Comment mieux sanctionner le harcèlement de rue ? La France élabore actuellement dans la loi contre les violences sexistes et sexuelles, une disposition qui, depuis son vote au Sénat début juillet, fait du harcèlement de rue un délit passible d'une amende de maximum de 3700 euros en cas de récidive. Mais avant d'en arriver là, la question de l'outrage sexiste a beaucoup divisé.
En Grande-Bretagne, la police est en train de réfléchir au même problème. Et pour mieux y remédier, elle souhaite donner plus de visibilité à ces situations. On peut en effet considérer que les femmes sont une cible dans le harcèlement de rue, ce dernier ayant pour but dans ce cas pour le dominant d'intimider et de montrer sa supériorité sur la dominée et de créer ainsi une terreur de groupe du genre féminin.
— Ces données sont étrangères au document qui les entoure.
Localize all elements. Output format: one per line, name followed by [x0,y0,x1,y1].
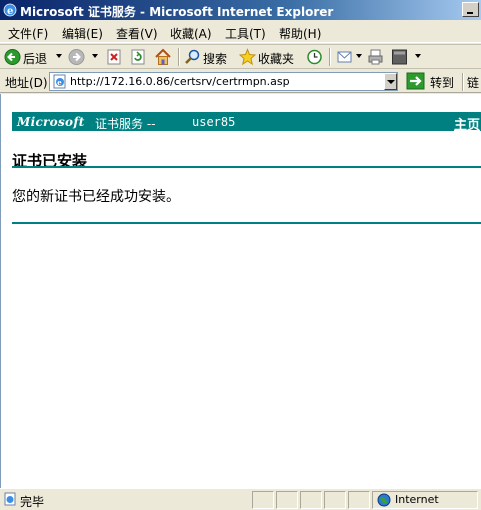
links-button[interactable]: 链 [467,74,479,91]
favorites-star-icon[interactable] [239,48,256,66]
home-icon[interactable] [154,48,172,66]
minimize-button[interactable] [462,2,479,17]
home-link[interactable]: 主页 [454,114,480,133]
menu-view[interactable]: 查看(V) [116,25,158,42]
microsoft-logo: Microsoft [17,115,85,129]
edit-dropdown-icon[interactable] [415,54,421,58]
status-bar: 完毕 Internet [0,488,481,510]
status-pane [348,491,370,509]
status-pane [252,491,274,509]
history-icon[interactable] [306,48,323,66]
menu-help[interactable]: 帮助(H) [279,25,321,42]
search-button[interactable]: 搜索 [203,50,227,67]
footer-divider [12,222,481,224]
success-message: 您的新证书已经成功安装。 [12,189,180,205]
page-content: Microsoft 证书服务 -- user85 主页 证书已安装 您的新证书已… [0,94,481,488]
user-name: user85 [192,115,236,129]
service-name: 证书服务 -- [95,117,156,131]
toolbar-separator [329,48,331,66]
forward-arrow-icon[interactable] [68,48,85,66]
back-button[interactable]: 后退 [23,50,47,67]
back-arrow-icon[interactable] [4,48,21,66]
page-icon: e [53,74,66,89]
menu-tools[interactable]: 工具(T) [225,25,266,42]
refresh-icon[interactable] [130,48,146,66]
mail-icon[interactable] [336,48,354,66]
heading-divider [12,166,481,168]
menu-favorites[interactable]: 收藏(A) [170,25,212,42]
address-url[interactable]: http://172.16.0.86/certsrv/certrmpn.asp [70,75,290,88]
mail-dropdown-icon[interactable] [356,54,362,58]
menu-file[interactable]: 文件(F) [8,25,48,42]
toolbar-separator [178,48,180,66]
address-dropdown-icon[interactable] [384,73,397,90]
status-text: 完毕 [20,495,45,509]
header-banner: Microsoft 证书服务 -- user85 主页 [12,112,481,133]
search-icon[interactable] [184,48,201,66]
status-pane [276,491,298,509]
title-bar[interactable]: e Microsoft 证书服务 - Microsoft Internet Ex… [0,0,481,20]
standard-toolbar: 后退 搜索 收藏夹 [0,44,481,69]
address-label: 地址(D) [5,76,48,90]
print-icon[interactable] [367,48,384,66]
window-title: Microsoft 证书服务 - Microsoft Internet Expl… [20,5,334,19]
status-pane [300,491,322,509]
stop-icon[interactable] [106,48,122,66]
favorites-button[interactable]: 收藏夹 [258,50,294,67]
edit-page-icon[interactable] [391,48,408,66]
internet-globe-icon [377,493,391,507]
svg-text:e: e [57,78,62,87]
status-pane [324,491,346,509]
toolbar-separator [462,73,464,91]
ie-logo-icon: e [3,3,17,17]
forward-dropdown-icon[interactable] [92,54,98,58]
go-button[interactable]: 转到 [430,74,454,91]
go-arrow-icon[interactable] [406,72,425,90]
back-dropdown-icon[interactable] [56,54,62,58]
address-input[interactable]: e http://172.16.0.86/certsrv/certrmpn.as… [49,72,398,91]
address-bar: 地址(D) e http://172.16.0.86/certsrv/certr… [0,70,481,93]
menu-edit[interactable]: 编辑(E) [62,25,103,42]
security-zone: Internet [395,493,439,506]
svg-text:e: e [7,6,13,17]
page-done-icon [4,492,16,506]
menu-bar: 文件(F) 编辑(E) 查看(V) 收藏(A) 工具(T) 帮助(H) [0,20,481,43]
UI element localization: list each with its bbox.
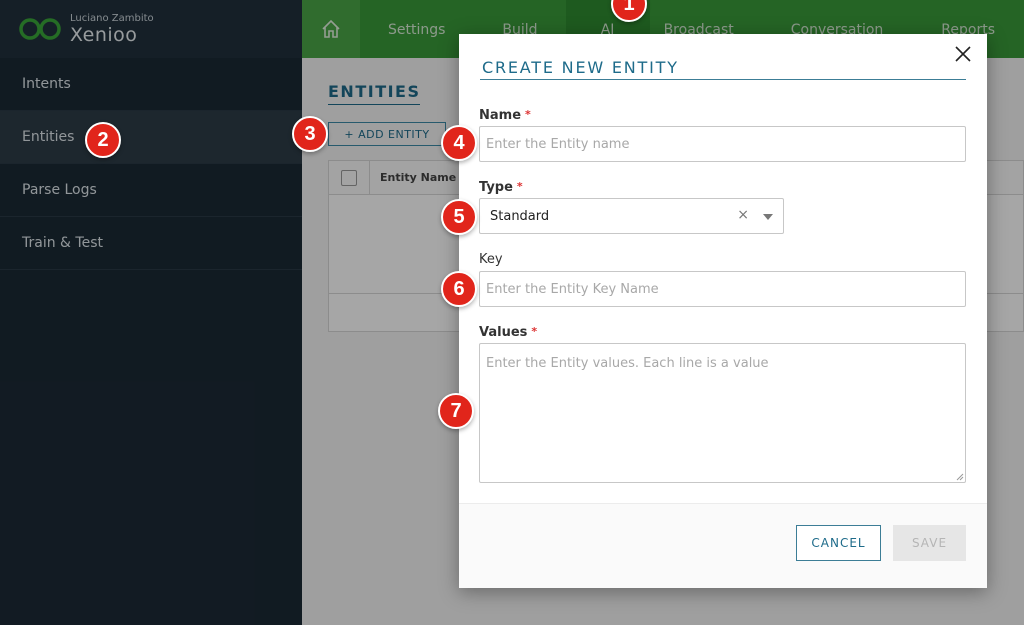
annotation-badge-6: 6 — [441, 271, 477, 307]
entity-name-input[interactable] — [479, 126, 966, 162]
entity-key-input[interactable] — [479, 271, 966, 307]
annotation-badge-4: 4 — [441, 125, 477, 161]
type-label: Type * — [479, 180, 523, 195]
dialog-title-divider — [480, 79, 966, 80]
annotation-badge-5: 5 — [441, 199, 477, 235]
entity-values-textarea[interactable] — [479, 343, 966, 483]
dialog-title: CREATE NEW ENTITY — [482, 58, 679, 77]
annotation-badge-7: 7 — [438, 393, 474, 429]
save-button[interactable]: SAVE — [893, 525, 966, 561]
entity-type-select[interactable]: Standard × — [479, 198, 784, 234]
close-icon[interactable] — [951, 42, 975, 66]
required-marker: * — [516, 180, 523, 193]
required-marker: * — [525, 108, 531, 121]
required-marker: * — [531, 325, 538, 338]
cancel-button[interactable]: CANCEL — [796, 525, 881, 561]
annotation-badge-2: 2 — [85, 122, 121, 158]
key-label: Key — [479, 252, 503, 267]
annotation-badge-3: 3 — [292, 116, 328, 152]
clear-selection-icon[interactable]: × — [737, 207, 749, 223]
values-label: Values * — [479, 325, 538, 340]
chevron-down-icon[interactable] — [763, 214, 773, 220]
name-label: Name * — [479, 108, 531, 123]
dialog-footer: CANCEL SAVE — [459, 503, 987, 588]
create-entity-dialog: CREATE NEW ENTITY Name* Type* Standard ×… — [459, 34, 987, 588]
resize-handle-icon[interactable] — [956, 473, 964, 481]
selected-type-value: Standard — [490, 208, 550, 224]
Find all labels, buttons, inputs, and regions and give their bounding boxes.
Une expérimentation a été tentée dans la ville de Nottingham pendant deux ans, de mai 2016 à juin 2018. La police a créé dans ses compte-rendus la catégorie de "délit de haine misogyne". Les agressions sexuelles, par exemple, seront toujours considérées comme telles, mais en plus, elle seront catégorisées comme crime haineux envers le genre féminin. Cela a permis de mieux mettre en lumière les faits commis spécifiquement contre les femmes alors qu'ils sont pour la plupart du temps considérés comme quelque chose de normal et de banal, y compris pour les femmes.
Plus de neuf personnes sur dix ont vécu le harcèlement de rue
Sont ainsi considérés des crimes de haine misogyne par la police, "les incidents contre les femmes qui sont motivés par l'attitude des hommes à l'égard des femmes et qui incluent le comportement ciblé sur les femmes par les hommes simplement parce qu'elles sont des femmes".
Cela inclut entre autre les abus verbaux, les menaces de violences, les agressions et les contacts physiques non consentis, mais aussi le fait de se faire siffler ou déshabiller du regard, d'avoir le sentiment d'être suivie en rentrant chez soit ou être victime d'upskirting.
Le Guardian rapporte que la police locale a reçu dans cette période 181 signalements de "délit de haine misogyne" sur deux ans. Sur ces 181 incidents haineux, 74 ont été considérés comme des crimes et ont mené à quatre arrestation et une accusation. Les 107 restants ont été considérés comme des "incidents".
Un sondage a été effectué auprès de 679 habitants de cette ville du centre de l'Angleterre par l'université de Nottingham Trent pour faire un bilan de cette politique de la police locale. Plus de neuf personnes sur dix ayant répondu ont vécu ou vu le harcèlement de femmes dans l'espace public, soit 95,2 %. Ils ont aussi mis en évidence que les femmes racisées avaient deux fois plus de chances d'être attaquées à cause de leur genre et de leur couleur de peau.
Neuf personnes sur dix ont également déclaré que ces agissements étaient un problème social pour les femmes. Plus de la moitié les ont catégorisés comme étant des actes criminels. La quasi totalité des répondants sont aussi d'accord avec l'essai réalisé par la police de la ville.
L'étude mentionne plusieurs témoignages de femmes ayant vécu le harcèlement de rue. L'une d'elle se désole de l'attitude de certains citoyens : "Les hommes peuvent ne pas se rendre compte que leur comportement est dérangeant, ils peuvent le voir comme un 'compliment'."
Les auteurs et autrices de l'étude déplorent les commentaires des médias à l'annonce de cette nouvelle politique de la police de Nottingham : "Ces commentaires sur le fait que les hommes ne connaissent pas les frontières sont très semblables aux commentaires négatifs qui sont apparus dans les médias lorsque le changement de politique sur les crimes de haine misogyne a été lancée, ils ont été utilisés pour la rendre triviale et la minimiser." A l'époque en effet, comme le rappelle la BBC, certain·e·s avaient critiqué le fait que l'on allait criminaliser le fait de siffler des filles dans la rue, sans prendre en compte le côté systématique du harcèlement dans l'espace public.
Mercredi 11 juillet prochain, le National Police Chiefs' Council discutera de l'adoption de ce dispositif dans toute l'Angleterre, en Irlande du Nord et au Pays de Galles. Paddy Tipping, déléguée à la criminalité et à la police de la région de Nottingham, explique dans le rapport du sondage : "En soi, cette nouvelle classification ne changera pas le comportement du jour au lendemain. Cependant, en collaboration avec des partenaires locaux, nous sommes déterminés à changer les comportements qui normalisent les comportements inacceptables."
Sur le long terme, cette nouvelle politique de la police permettrait aux victimes de signaler les faits de manière plus systématique, puisqu'elles s'estimeront davantage prises au sérieux, et ainsi de mieux lutter contre ces faits de harcèlement.